Antes de que termine la proyección, volveremos a oír al narrador (voz de Fernando Rey), quien, nuevamente, incide en las costumbres de los habitantes de Villar del Río, y nos informa, entre otras cosas, de que las mujeres siguen cosiendo en silencio y los hombres trabajando la tierra con un arado tirado por vacas, no sin advertirnos que las vacas…. no mascan chicle… Y, colorín, colorado, este cuento se ha acabado.

Berlanga y sus guionistas ofrecieron una historia ejemplar; para ello no se privaron de una voz omnisciente y de las oportunas fórmulas pertenecientes a la vieja historia de los cuentos y de la narrativa popular, con principio, “…érase una vez…”, y, con final, “colorín, colorado, este cuento…”.

Abriendo y cerrando con frases hechas, consagradas por las costumbres populares, el director acuña el término “cuento” para catalogar su película. Así lo entendemos y así lo aceptamos, de manera que las costumbres de Villar del Río ejecutadas monótonamente a diario, sazonadas ahora con la esperada llegada de los americanos, debe funcionar en el entendimiento del receptor como una fabulilla cuyo final se dará de bruces con la más dura realidad cotidiana.

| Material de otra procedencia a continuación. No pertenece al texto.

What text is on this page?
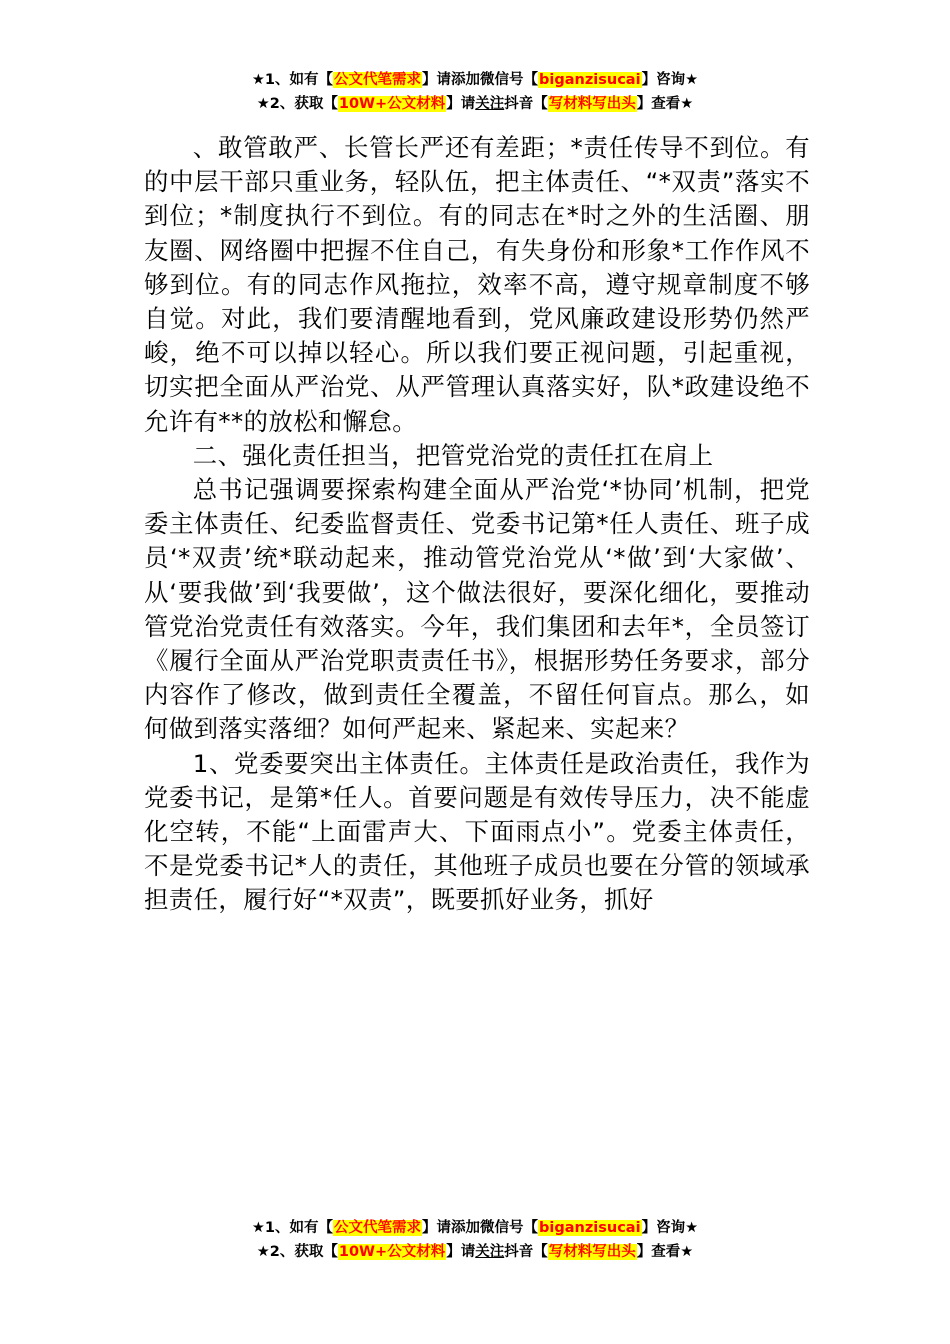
★1、如有【公文代笔需求】请添加微信号【biganzisucai】咨询★
★2、获取【10W+公文材料】请关注抖音【写材料写出头】查看★

、敢管敢严、长管长严还有差距；*责任传导不到位。有的中层干部只重业务，轻队伍，把主体责任、“*双责”落实不到位；*制度执行不到位。有的同志在*时之外的生活圈、朋友圈、网络圈中把握不住自己，有失身份和形象*工作作风不够到位。有的同志作风拖拉，效率不高，遵守规章制度不够自觉。对此，我们要清醒地看到，党风廉政建设形势仍然严峻，绝不可以掉以轻心。所以我们要正视问题，引起重视，切实把全面从严治党、从严管理认真落实好，队*政建设绝不允许有**的放松和懈怠。

二、强化责任担当，把管党治党的责任扛在肩上

总书记强调要探索构建全面从严治党‘*协同’机制，把党委主体责任、纪委监督责任、党委书记第*任人责任、班子成员‘*双责’统*联动起来，推动管党治党从‘*做’到‘大家做’、从‘要我做’到‘我要做’，这个做法很好，要深化细化，要推动管党治党责任有效落实。今年，我们集团和去年*，全员签订《履行全面从严治党职责责任书》，根据形势任务要求，部分内容作了修改，做到责任全覆盖，不留任何盲点。那么，如何做到落实落细？如何严起来、紧起来、实起来？

1、党委要突出主体责任。主体责任是政治责任，我作为党委书记，是第*任人。首要问题是有效传导压力，决不能虚化空转，不能“上面雷声大、下面雨点小”。党委主体责任，不是党委书记*人的责任，其他班子成员也要在分管的领域承担责任，履行好“*双责”，既要抓好业务，抓好

★1、如有【公文代笔需求】请添加微信号【biganzisucai】咨询★
★2、获取【10W+公文材料】请关注抖音【写材料写出头】查看★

Pero esta, ya es otra historia.

La Real Academia Española de la Lengua define el término “cuento” como “narración breve de ficción”, “relato generalmente indiscreto de un suceso” o “relación de un suceso falso o de pura invención”; y ello, sin entrar en variantes coloquiales como “…ese tiene mucho cuento…” o “…eso es un cuento chino…”. “Cuentos” rebasa, en esta ocasión, su significado literal, según lo entiende y define la Lengua y la Literatura, y amplía, en una plural connotación, sus múltiples formas y heterogéneas variantes: poemas, piezas para teatro breve, guion literario catalogado como “novela-film”, narración breve, colaboración periodística, capítulo de novela, poema en prosa, etc., etc.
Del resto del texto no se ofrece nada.